I seriously need to win the lotto... like yesterday. Course, I haven't played the lotto in a few years at least. Only desperate people play the lotto, which is certainly a good way to categorize me at this point. I think I've gotten to THAT level of desperation. Tuesday I skipped lunch because I don't have the cash to pay for it, and because every food sucks. I mean if there was something really tasty to eat I could find a couple of bucks in spare change or something. I think that tomorrow I'm going to make a peanut butter and jelly sandwich, so I can eat that for lunch.

One of my aunts brought me some incense today. I found the name of one of the packages rather funny. You tell me what you think (see below).

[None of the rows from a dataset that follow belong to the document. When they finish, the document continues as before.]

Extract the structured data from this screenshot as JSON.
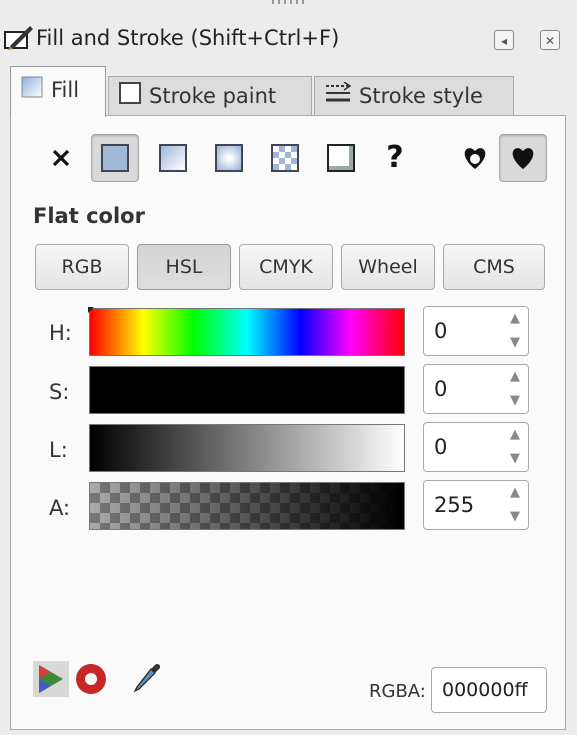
{
  "window": {
    "title": "Fill and Stroke (Shift+Ctrl+F)"
  },
  "tabs": [
    {
      "label": "Fill",
      "active": true,
      "icon": "fill-swatch-icon"
    },
    {
      "label": "Stroke paint",
      "active": false,
      "icon": "stroke-paint-icon"
    },
    {
      "label": "Stroke style",
      "active": false,
      "icon": "stroke-style-icon"
    }
  ],
  "paint_modes": [
    {
      "icon": "no-paint-icon",
      "selected": false
    },
    {
      "icon": "flat-color-icon",
      "selected": true
    },
    {
      "icon": "linear-gradient-icon",
      "selected": false
    },
    {
      "icon": "radial-gradient-icon",
      "selected": false
    },
    {
      "icon": "pattern-icon",
      "selected": false
    },
    {
      "icon": "swatch-icon",
      "selected": false
    },
    {
      "icon": "unset-paint-icon",
      "selected": false
    }
  ],
  "fill_rules": [
    {
      "icon": "fill-rule-evenodd-icon",
      "selected": false
    },
    {
      "icon": "fill-rule-nonzero-icon",
      "selected": true
    }
  ],
  "mode_label": "Flat color",
  "color_modes": [
    "RGB",
    "HSL",
    "CMYK",
    "Wheel",
    "CMS"
  ],
  "active_color_mode": "HSL",
  "channels": [
    {
      "label": "H:",
      "value": "0"
    },
    {
      "label": "S:",
      "value": "0"
    },
    {
      "label": "L:",
      "value": "0"
    },
    {
      "label": "A:",
      "value": "255"
    }
  ],
  "rgba": {
    "label": "RGBA:",
    "value": "000000ff"
  },
  "colors": {
    "panel_bg": "#fafafa",
    "accent_swatch": "#9fb8d8"
  }
}
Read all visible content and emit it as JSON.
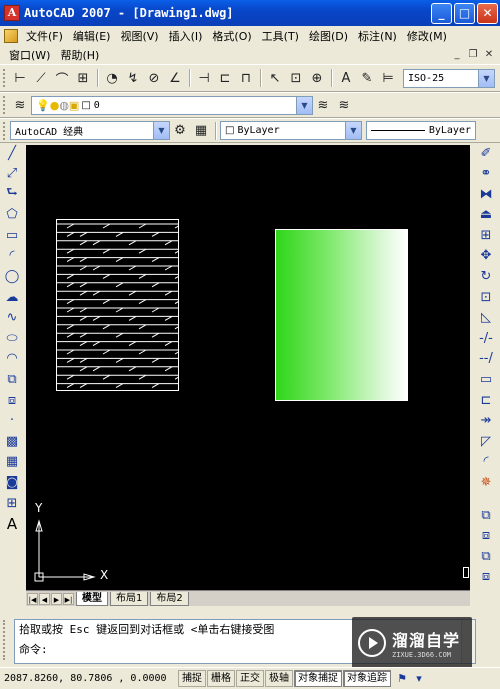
{
  "window": {
    "title": "AutoCAD 2007 - [Drawing1.dwg]",
    "app_icon_letter": "A"
  },
  "menus": {
    "row1": [
      "文件(F)",
      "编辑(E)",
      "视图(V)",
      "插入(I)",
      "格式(O)",
      "工具(T)",
      "绘图(D)",
      "标注(N)",
      "修改(M)"
    ],
    "row2": [
      "窗口(W)",
      "帮助(H)"
    ]
  },
  "dimension_toolbar": {
    "dimstyle_value": "ISO-25"
  },
  "layer_toolbar": {
    "layer_value": "0"
  },
  "workspace_toolbar": {
    "workspace_value": "AutoCAD 经典",
    "color_value": "ByLayer",
    "linetype_value": "ByLayer"
  },
  "canvas": {
    "background": "#000000",
    "hatch_color": "#ffffff",
    "gradient_start": "#2fd61a",
    "gradient_end": "#ffffff",
    "ucs_x_label": "X",
    "ucs_y_label": "Y"
  },
  "layout_tabs": [
    "模型",
    "布局1",
    "布局2"
  ],
  "command": {
    "history_line": "拾取或按 Esc 键返回到对话框或 <单击右键接受图",
    "prompt": "命令:"
  },
  "watermark": {
    "main": "溜溜自学",
    "sub": "ZIXUE.3D66.COM"
  },
  "status": {
    "coordinates": "2087.8260, 80.7806 , 0.0000",
    "buttons": [
      "捕捉",
      "栅格",
      "正交",
      "极轴",
      "对象捕捉",
      "对象追踪"
    ]
  }
}
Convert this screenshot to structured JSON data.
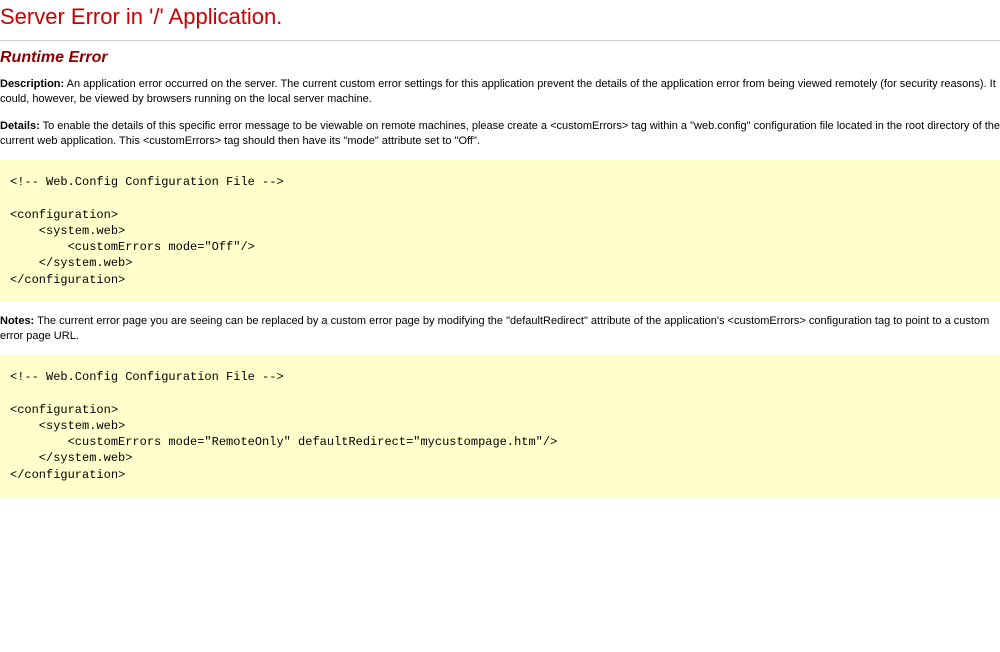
{
  "header": {
    "title": "Server Error in '/' Application.",
    "subtitle": "Runtime Error"
  },
  "description": {
    "label": "Description:",
    "text": " An application error occurred on the server. The current custom error settings for this application prevent the details of the application error from being viewed remotely (for security reasons). It could, however, be viewed by browsers running on the local server machine."
  },
  "details": {
    "label": "Details:",
    "text": " To enable the details of this specific error message to be viewable on remote machines, please create a <customErrors> tag within a \"web.config\" configuration file located in the root directory of the current web application. This <customErrors> tag should then have its \"mode\" attribute set to \"Off\"."
  },
  "codeBlock1": "<!-- Web.Config Configuration File -->\n\n<configuration>\n    <system.web>\n        <customErrors mode=\"Off\"/>\n    </system.web>\n</configuration>",
  "notes": {
    "label": "Notes:",
    "text": " The current error page you are seeing can be replaced by a custom error page by modifying the \"defaultRedirect\" attribute of the application's <customErrors> configuration tag to point to a custom error page URL."
  },
  "codeBlock2": "<!-- Web.Config Configuration File -->\n\n<configuration>\n    <system.web>\n        <customErrors mode=\"RemoteOnly\" defaultRedirect=\"mycustompage.htm\"/>\n    </system.web>\n</configuration>"
}
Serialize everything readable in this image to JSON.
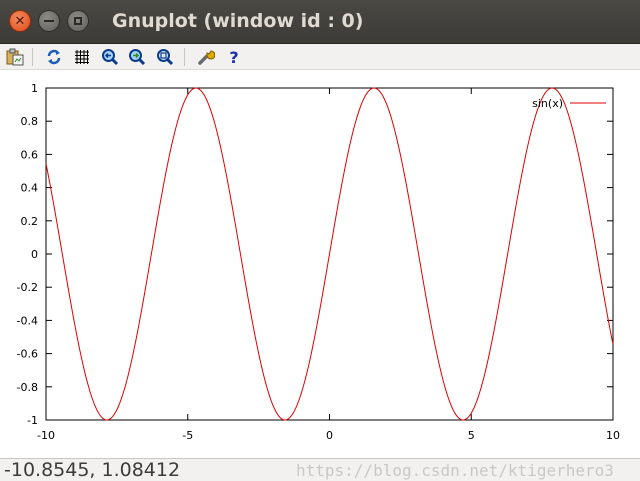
{
  "window": {
    "title": "Gnuplot (window id : 0)",
    "close_symbol": "✕"
  },
  "toolbar": {
    "icons": [
      "copy-to-clipboard-icon",
      "replot-icon",
      "grid-icon",
      "zoom-previous-icon",
      "zoom-next-icon",
      "autoscale-icon",
      "configure-icon",
      "help-icon"
    ]
  },
  "status": {
    "coordinates": "-10.8545, 1.08412",
    "watermark": "https://blog.csdn.net/ktigerhero3"
  },
  "colors": {
    "curve": "#e00000",
    "titlebar": "#3c3b37",
    "close_button": "#df4a16"
  },
  "chart_data": {
    "type": "line",
    "function": "sin(x)",
    "xlim": [
      -10,
      10
    ],
    "ylim": [
      -1,
      1
    ],
    "x_ticks": [
      -10,
      -5,
      0,
      5,
      10
    ],
    "x_tick_labels": [
      "-10",
      "-5",
      "0",
      "5",
      "10"
    ],
    "y_ticks": [
      -1,
      -0.8,
      -0.6,
      -0.4,
      -0.2,
      0,
      0.2,
      0.4,
      0.6,
      0.8,
      1
    ],
    "y_tick_labels": [
      "-1",
      "-0.8",
      "-0.6",
      "-0.4",
      "-0.2",
      "0",
      "0.2",
      "0.4",
      "0.6",
      "0.8",
      "1"
    ],
    "series": [
      {
        "name": "sin(x)",
        "color": "#e00000",
        "x": [
          -10,
          -9.5,
          -9,
          -8.5,
          -8,
          -7.5,
          -7,
          -6.5,
          -6,
          -5.5,
          -5,
          -4.5,
          -4,
          -3.5,
          -3,
          -2.5,
          -2,
          -1.5,
          -1,
          -0.5,
          0,
          0.5,
          1,
          1.5,
          2,
          2.5,
          3,
          3.5,
          4,
          4.5,
          5,
          5.5,
          6,
          6.5,
          7,
          7.5,
          8,
          8.5,
          9,
          9.5,
          10
        ],
        "y": [
          0.544,
          -0.075,
          -0.412,
          -0.798,
          -0.989,
          -0.938,
          -0.657,
          -0.215,
          0.279,
          0.706,
          0.959,
          0.978,
          0.757,
          0.351,
          -0.141,
          -0.598,
          -0.909,
          -0.997,
          -0.841,
          -0.479,
          0,
          0.479,
          0.841,
          0.997,
          0.909,
          0.598,
          0.141,
          -0.351,
          -0.757,
          -0.978,
          -0.959,
          -0.706,
          -0.279,
          0.215,
          0.657,
          0.938,
          0.989,
          0.798,
          0.412,
          -0.075,
          -0.544
        ]
      }
    ],
    "legend": {
      "label": "sin(x)",
      "position": "top-right"
    },
    "grid": false
  }
}
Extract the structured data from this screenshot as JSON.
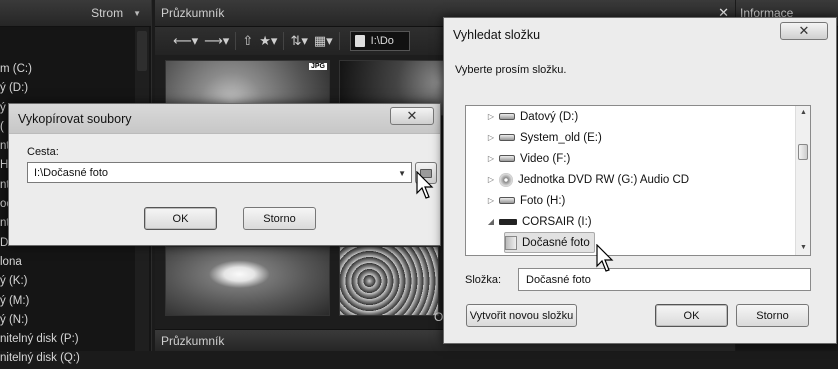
{
  "background": {
    "left_panel": {
      "title": "Strom",
      "tree_items": [
        "",
        "m (C:)",
        "ý (D:)",
        "ý",
        "(",
        "ntel",
        "H",
        "ntel",
        "oc",
        "ntel",
        "DI",
        "lona",
        "ý (K:)",
        "ý (M:)",
        "ý (N:)",
        "nitelný disk (P:)",
        "nitelný disk (Q:)"
      ]
    },
    "explorer": {
      "title": "Průzkumník",
      "path_text": "I:\\Do",
      "jpg_badge": "JPG",
      "corner_text": "O",
      "bottom_title": "Průzkumník"
    },
    "info_panel": {
      "title": "Informace"
    }
  },
  "copy_dialog": {
    "title": "Vykopírovat soubory",
    "path_label": "Cesta:",
    "path_value": "I:\\Dočasné foto",
    "ok_label": "OK",
    "cancel_label": "Storno"
  },
  "browse_dialog": {
    "title": "Vyhledat složku",
    "prompt": "Vyberte prosím složku.",
    "tree": [
      {
        "label": "Datový (D:)",
        "icon": "hdd"
      },
      {
        "label": "System_old (E:)",
        "icon": "hdd"
      },
      {
        "label": "Video (F:)",
        "icon": "hdd"
      },
      {
        "label": "Jednotka DVD RW (G:) Audio CD",
        "icon": "dvd"
      },
      {
        "label": "Foto (H:)",
        "icon": "hdd"
      },
      {
        "label": "CORSAIR (I:)",
        "icon": "usb"
      },
      {
        "label": "Dočasné foto",
        "icon": "folder"
      }
    ],
    "folder_label": "Složka:",
    "folder_value": "Dočasné foto",
    "new_folder_label": "Vytvořit novou složku",
    "ok_label": "OK",
    "cancel_label": "Storno"
  }
}
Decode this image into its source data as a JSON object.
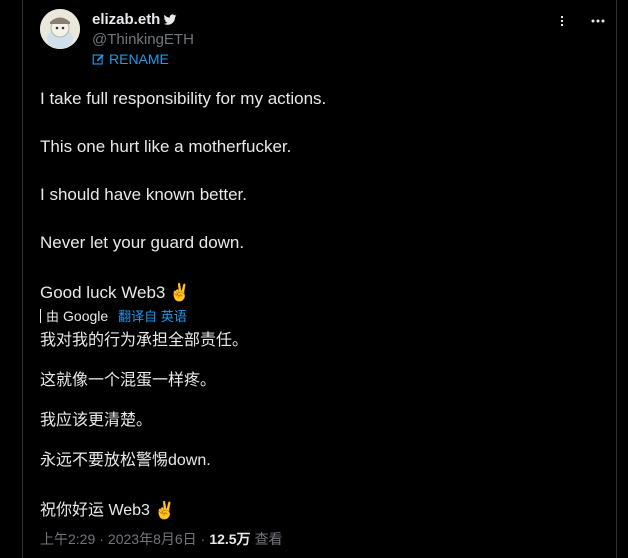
{
  "author": {
    "name": "elizab.eth",
    "handle": "@ThinkingETH",
    "rename_label": "RENAME"
  },
  "tweet": {
    "lines": [
      "I take full responsibility for my actions.",
      "This one hurt like a motherfucker.",
      "I should have known better.",
      "Never let your guard down.",
      "Good luck Web3"
    ],
    "emoji": "✌️"
  },
  "translation": {
    "by": "由",
    "provider": "Google",
    "action": "翻译自 英语",
    "lines": [
      "我对我的行为承担全部责任。",
      "这就像一个混蛋一样疼。",
      "我应该更清楚。",
      "永远不要放松警惕down.",
      "祝你好运 Web3"
    ]
  },
  "meta": {
    "time": "上午2:29",
    "sep1": "·",
    "date": "2023年8月6日",
    "sep2": "·",
    "views": "12.5万",
    "views_label": "查看"
  },
  "icons": {
    "verified": "bird-icon",
    "rename": "edit-icon",
    "top": [
      "share-icon",
      "more-icon"
    ]
  },
  "colors": {
    "background": "#000000",
    "text": "#e7e9ea",
    "muted": "#71767b",
    "link": "#1d9bf0"
  }
}
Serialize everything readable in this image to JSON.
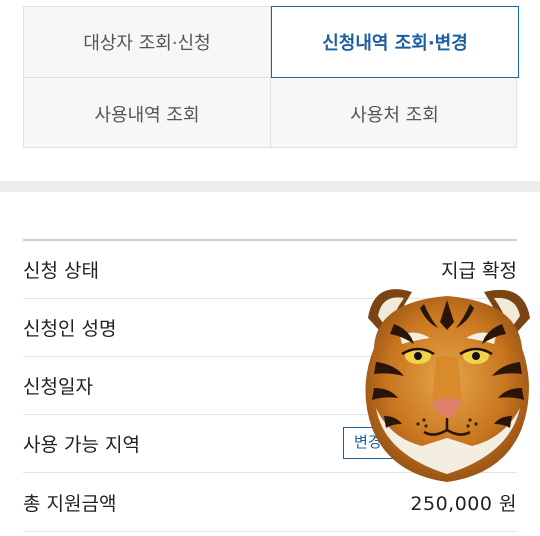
{
  "tabs": [
    {
      "label": "대상자 조회·신청",
      "active": false
    },
    {
      "label": "신청내역 조회·변경",
      "active": true
    },
    {
      "label": "사용내역 조회",
      "active": false
    },
    {
      "label": "사용처 조회",
      "active": false
    }
  ],
  "info": {
    "rows": [
      {
        "label": "신청 상태",
        "value": "지급 확정"
      },
      {
        "label": "신청인 성명",
        "value": ""
      },
      {
        "label": "신청일자",
        "value": ""
      },
      {
        "label": "사용 가능 지역",
        "value": "",
        "button": "변경하기"
      },
      {
        "label": "총 지원금액",
        "value": "250,000 원"
      }
    ]
  },
  "colors": {
    "accent": "#1d5fa3",
    "tab_bg": "#f7f7f7",
    "band": "#ececec"
  },
  "icons": {
    "overlay": "tiger-face-sticker"
  }
}
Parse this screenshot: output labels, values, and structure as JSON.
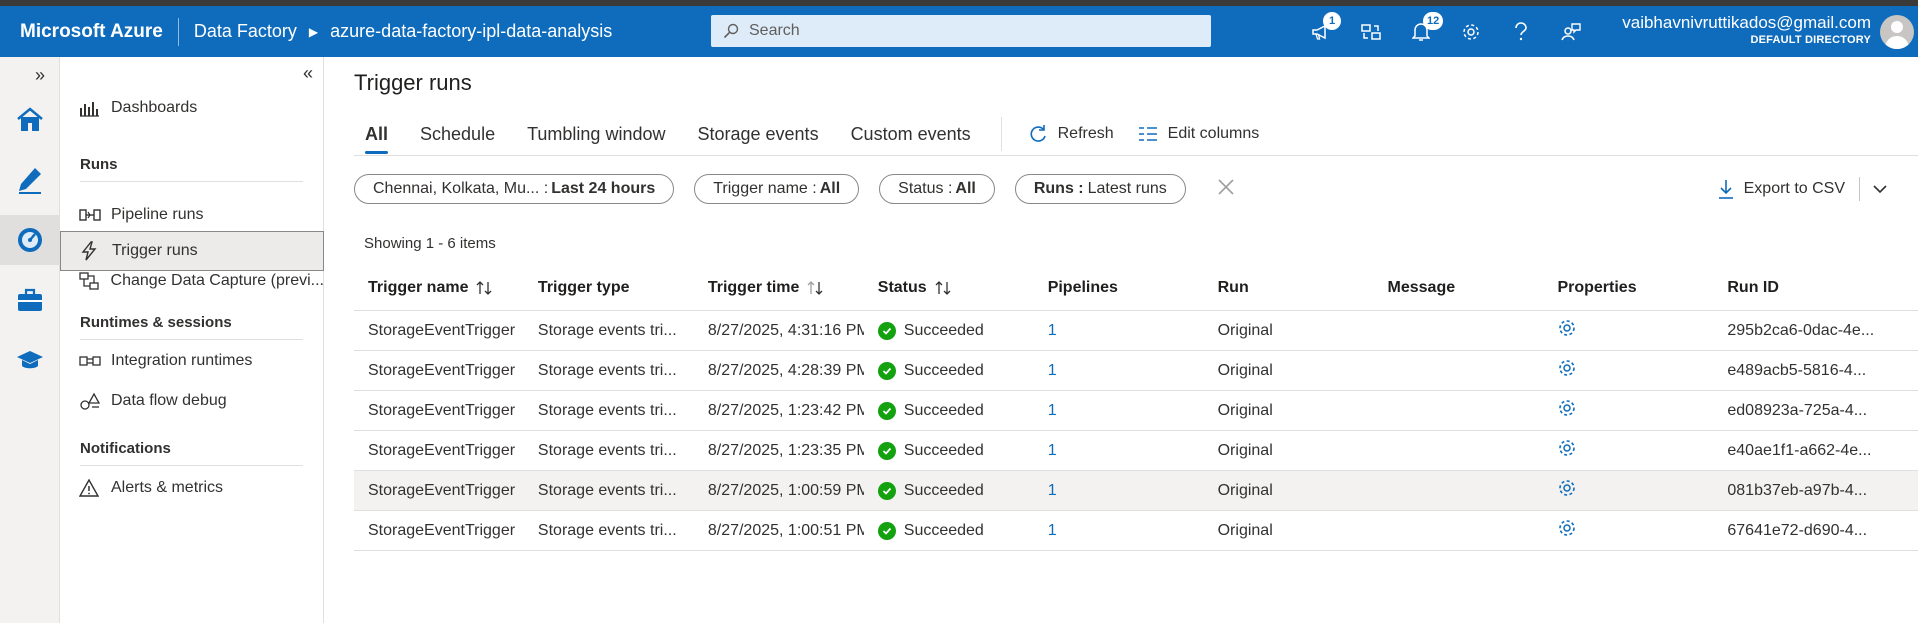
{
  "header": {
    "brand": "Microsoft Azure",
    "service": "Data Factory",
    "factory": "azure-data-factory-ipl-data-analysis",
    "search_placeholder": "Search",
    "badges": {
      "announcements": "1",
      "notifications": "12"
    },
    "account_email": "vaibhavnivruttikados@gmail.com",
    "account_directory": "DEFAULT DIRECTORY",
    "colors": {
      "bar": "#0f6cbd",
      "accent": "#0f6cbd",
      "success": "#13a10e"
    }
  },
  "rail": {
    "items": [
      "home-icon",
      "author-pencil-icon",
      "monitor-gauge-icon",
      "manage-toolbox-icon",
      "learning-hat-icon"
    ]
  },
  "sidenav": {
    "dashboards": "Dashboards",
    "section_runs": "Runs",
    "pipeline_runs": "Pipeline runs",
    "trigger_runs": "Trigger runs",
    "change_data_capture": "Change Data Capture (previ...",
    "section_runtimes": "Runtimes & sessions",
    "integration_runtimes": "Integration runtimes",
    "data_flow_debug": "Data flow debug",
    "section_notifications": "Notifications",
    "alerts_metrics": "Alerts & metrics"
  },
  "page": {
    "title": "Trigger runs",
    "tabs": [
      "All",
      "Schedule",
      "Tumbling window",
      "Storage events",
      "Custom events"
    ],
    "refresh_label": "Refresh",
    "edit_columns_label": "Edit columns",
    "filters": {
      "timezone_label": "Chennai, Kolkata, Mu... :",
      "timezone_value": "Last 24 hours",
      "trigger_name_label": "Trigger name :",
      "trigger_name_value": "All",
      "status_label": "Status :",
      "status_value": "All",
      "runs_label": "Runs :",
      "runs_value": "Latest runs"
    },
    "export_label": "Export to CSV",
    "showing": "Showing 1 - 6 items"
  },
  "table": {
    "columns": [
      "Trigger name",
      "Trigger type",
      "Trigger time",
      "Status",
      "Pipelines",
      "Run",
      "Message",
      "Properties",
      "Run ID"
    ],
    "rows": [
      {
        "name": "StorageEventTrigger",
        "type": "Storage events tri...",
        "time": "8/27/2025, 4:31:16 PM",
        "status": "Succeeded",
        "pipelines": "1",
        "run": "Original",
        "message": "",
        "run_id": "295b2ca6-0dac-4e..."
      },
      {
        "name": "StorageEventTrigger",
        "type": "Storage events tri...",
        "time": "8/27/2025, 4:28:39 PM",
        "status": "Succeeded",
        "pipelines": "1",
        "run": "Original",
        "message": "",
        "run_id": "e489acb5-5816-4..."
      },
      {
        "name": "StorageEventTrigger",
        "type": "Storage events tri...",
        "time": "8/27/2025, 1:23:42 PM",
        "status": "Succeeded",
        "pipelines": "1",
        "run": "Original",
        "message": "",
        "run_id": "ed08923a-725a-4..."
      },
      {
        "name": "StorageEventTrigger",
        "type": "Storage events tri...",
        "time": "8/27/2025, 1:23:35 PM",
        "status": "Succeeded",
        "pipelines": "1",
        "run": "Original",
        "message": "",
        "run_id": "e40ae1f1-a662-4e..."
      },
      {
        "name": "StorageEventTrigger",
        "type": "Storage events tri...",
        "time": "8/27/2025, 1:00:59 PM",
        "status": "Succeeded",
        "pipelines": "1",
        "run": "Original",
        "message": "",
        "run_id": "081b37eb-a97b-4..."
      },
      {
        "name": "StorageEventTrigger",
        "type": "Storage events tri...",
        "time": "8/27/2025, 1:00:51 PM",
        "status": "Succeeded",
        "pipelines": "1",
        "run": "Original",
        "message": "",
        "run_id": "67641e72-d690-4..."
      }
    ]
  }
}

School is going well at least. But I seriously need to get out of this house. Not just for a day or two, or a weekend or something short like that. I need to just get out of here. I'm good and pissed off right now because everything is going so wrong. I'm chugging along, putting down my head and continuing ahead, because I don't know what else to do. Really I just want to throw my hands up and just get out of here, start new somewhere else. I'm tired of pretty much everything. I'm loving school, but that's about the only thing that I love. I so need to just let myself go as much as I think I do. I'm a fucking idiot because I hold back SO much. I should just fucking let everything out and see what happens. And I need to make it stick, completely and without question. I need to purge this stupid fear that something is going to go wrong because I did something stupid. Know what? Everything is going wrong, and that's the result of TRYING to prevent everything from going wrong. So I think it's time to stop doing everything wrong, and start to just say "Fuck it" and maybe some things will finally start to go right. Let's hope that I'm brave enough to just say and do what I feel.